Under two assessment categories (2C and 2P), the council or property owner becomes responsible for risk remediation. After satisfactory completion of this, mention of the issue will be removed from council files. No such assessments have been issued in the local-board area to date.
DTLB chair Toni van Tonder said she was pleased homeowners were getting answers from council and that two buyout offers have been accepted. “This gives me heart that the buy-out process is working.”
The Observer knows of a number of property owners unsure of their next steps. Some have chosen not to seek buyouts, either staying on or seeking to sell their homes.

Board member Mel Powell said flooded homes had been patched up and re-let or put on the market. “They’re saying buyer beware, and it’s all on you, but if you’re new to New Zealand or desperate for housing…”

A number of homes in flood-plain areas have been repaired and on-sold or rented out. A handful of homeowners in clifftop areas have applied for planning consent to shore up unstable land.

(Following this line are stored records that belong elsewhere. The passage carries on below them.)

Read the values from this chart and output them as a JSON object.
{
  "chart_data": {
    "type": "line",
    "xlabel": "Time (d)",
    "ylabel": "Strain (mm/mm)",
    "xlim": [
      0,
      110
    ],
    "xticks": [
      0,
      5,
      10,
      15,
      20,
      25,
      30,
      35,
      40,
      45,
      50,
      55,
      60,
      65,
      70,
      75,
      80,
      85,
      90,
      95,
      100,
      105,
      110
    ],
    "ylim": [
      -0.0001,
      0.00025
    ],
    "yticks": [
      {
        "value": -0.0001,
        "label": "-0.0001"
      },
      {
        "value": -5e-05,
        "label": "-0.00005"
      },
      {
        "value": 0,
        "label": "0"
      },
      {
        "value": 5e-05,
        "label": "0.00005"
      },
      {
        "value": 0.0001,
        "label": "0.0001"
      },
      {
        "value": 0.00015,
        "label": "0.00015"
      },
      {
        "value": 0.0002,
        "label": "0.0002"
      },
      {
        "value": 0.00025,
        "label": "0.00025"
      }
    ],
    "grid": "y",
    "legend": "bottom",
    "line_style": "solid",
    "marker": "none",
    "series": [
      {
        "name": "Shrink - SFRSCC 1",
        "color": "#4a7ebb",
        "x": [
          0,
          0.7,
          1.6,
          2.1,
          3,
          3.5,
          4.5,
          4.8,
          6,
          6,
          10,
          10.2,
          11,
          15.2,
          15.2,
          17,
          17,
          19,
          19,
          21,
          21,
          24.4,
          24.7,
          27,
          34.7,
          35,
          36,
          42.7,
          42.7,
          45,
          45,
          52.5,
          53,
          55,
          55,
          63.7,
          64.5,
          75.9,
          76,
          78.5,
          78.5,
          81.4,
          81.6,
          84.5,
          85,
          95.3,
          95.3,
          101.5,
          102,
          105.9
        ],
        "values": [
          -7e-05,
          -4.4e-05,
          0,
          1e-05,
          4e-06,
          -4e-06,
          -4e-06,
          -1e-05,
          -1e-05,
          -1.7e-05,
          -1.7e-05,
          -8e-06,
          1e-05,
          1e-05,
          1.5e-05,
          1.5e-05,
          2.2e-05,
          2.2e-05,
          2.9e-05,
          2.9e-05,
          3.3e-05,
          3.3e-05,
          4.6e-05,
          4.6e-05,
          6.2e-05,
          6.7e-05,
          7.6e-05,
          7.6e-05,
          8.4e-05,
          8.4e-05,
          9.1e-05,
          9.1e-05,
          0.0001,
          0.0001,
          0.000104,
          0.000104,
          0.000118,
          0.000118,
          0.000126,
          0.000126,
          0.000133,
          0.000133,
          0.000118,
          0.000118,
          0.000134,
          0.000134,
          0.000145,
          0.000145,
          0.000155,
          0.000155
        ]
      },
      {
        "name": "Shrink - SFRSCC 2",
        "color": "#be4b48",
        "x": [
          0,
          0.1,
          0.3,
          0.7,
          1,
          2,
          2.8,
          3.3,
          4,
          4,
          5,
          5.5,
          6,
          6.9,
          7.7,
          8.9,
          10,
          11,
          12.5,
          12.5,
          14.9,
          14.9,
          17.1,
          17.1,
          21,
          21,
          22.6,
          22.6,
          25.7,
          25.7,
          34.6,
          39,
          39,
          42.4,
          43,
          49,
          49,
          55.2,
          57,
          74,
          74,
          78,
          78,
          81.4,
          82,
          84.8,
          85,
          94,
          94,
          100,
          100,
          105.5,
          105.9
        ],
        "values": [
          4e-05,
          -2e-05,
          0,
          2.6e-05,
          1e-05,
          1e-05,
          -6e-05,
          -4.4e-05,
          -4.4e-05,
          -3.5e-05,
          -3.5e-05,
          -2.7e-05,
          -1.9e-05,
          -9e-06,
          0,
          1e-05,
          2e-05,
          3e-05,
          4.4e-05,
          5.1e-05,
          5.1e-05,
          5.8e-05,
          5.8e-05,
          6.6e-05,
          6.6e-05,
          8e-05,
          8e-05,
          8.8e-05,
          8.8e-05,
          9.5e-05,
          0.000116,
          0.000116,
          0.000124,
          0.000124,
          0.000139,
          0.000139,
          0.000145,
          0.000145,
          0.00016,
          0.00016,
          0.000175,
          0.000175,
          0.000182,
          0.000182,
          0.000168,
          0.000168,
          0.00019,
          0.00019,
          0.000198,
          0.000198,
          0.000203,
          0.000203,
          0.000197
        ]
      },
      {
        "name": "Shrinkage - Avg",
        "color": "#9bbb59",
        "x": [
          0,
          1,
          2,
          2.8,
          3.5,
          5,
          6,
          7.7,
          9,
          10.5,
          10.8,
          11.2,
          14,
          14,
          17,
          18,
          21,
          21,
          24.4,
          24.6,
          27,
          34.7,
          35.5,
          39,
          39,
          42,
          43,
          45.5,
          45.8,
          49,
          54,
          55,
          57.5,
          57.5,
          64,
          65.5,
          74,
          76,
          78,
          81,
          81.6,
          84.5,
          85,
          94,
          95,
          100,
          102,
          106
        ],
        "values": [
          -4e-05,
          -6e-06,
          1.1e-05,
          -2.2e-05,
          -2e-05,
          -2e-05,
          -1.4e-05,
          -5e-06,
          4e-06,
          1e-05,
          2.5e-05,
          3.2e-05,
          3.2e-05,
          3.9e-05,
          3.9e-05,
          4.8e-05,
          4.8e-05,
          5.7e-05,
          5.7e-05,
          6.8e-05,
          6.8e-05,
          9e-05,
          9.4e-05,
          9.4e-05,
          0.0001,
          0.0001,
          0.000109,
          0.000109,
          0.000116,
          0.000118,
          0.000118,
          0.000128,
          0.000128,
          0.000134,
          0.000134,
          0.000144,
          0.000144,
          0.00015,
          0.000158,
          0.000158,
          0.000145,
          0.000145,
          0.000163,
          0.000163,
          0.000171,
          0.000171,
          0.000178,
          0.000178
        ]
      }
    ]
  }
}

Van Tonder said the board was keen to hear from Healthy Waters about proposed mitigation works in the area. Next steps would come after the council’s 10-year budget was settled.
The board was seeking funding to support community initiatives to help people prepare and respond to emergencies. Emergency Plans were being worked on with AEM.
It is likely that after homes on bought-out Category 3 properties are demolished or removed, the sites will be used for stormwater improvements or become council reserve land.
Across the city, 1273 properties had been assessed by 30 April, with 401 found to qualify for buy-outs and 823 pushed out to Category 1. A further 4 were put in Category 2c and 45 in Category 2P. This is from a pool of 7389 initially affected properties, which yielded 2803 homeowners seeking categorisation. Of 185 buyout offers made so far, 87 have been accepted and 55 settled.
Vigar said budgets had been boosted to contract more assessors locally and in Australia.
DTLB member Mel Powell, who was active in community flood response, said she was concerned council information did not capture who had been most impacted.
“What I realised is when I met the people from flats in Milford and people in Sunnynook is they’re old, disabled, vulnerable – and they’re invisible in the data.”
Such people would find relocating difficult and were often not in a good financial position or able to advocate for themselves. Some were nervous about working with the council, although its navigators, a team that helped people work through the assessment process, had helped with this.
Powell said a number of flooded homes had been patched up and re-let or put on the market. “They’re saying buyer beware, and it’s all on you, but if you’re new to New Zealand or desperate for housing…”
She worried nothing substantial had yet occurred to reduce the risk of future flooding.
“We live in a flood plain, it’s a great place to live, we just need to adapt our housing.”
Yet intensification was continuing ahead of infrastructure improvements.
Powell is also frustrated that as the board member, who with chair van Tonder, gives feedback to planning applications, decisions are not notified back to them unless they chase up planners, even when they flag concerns about some locations.
“It’s like nothing happened, it’s business as usual.”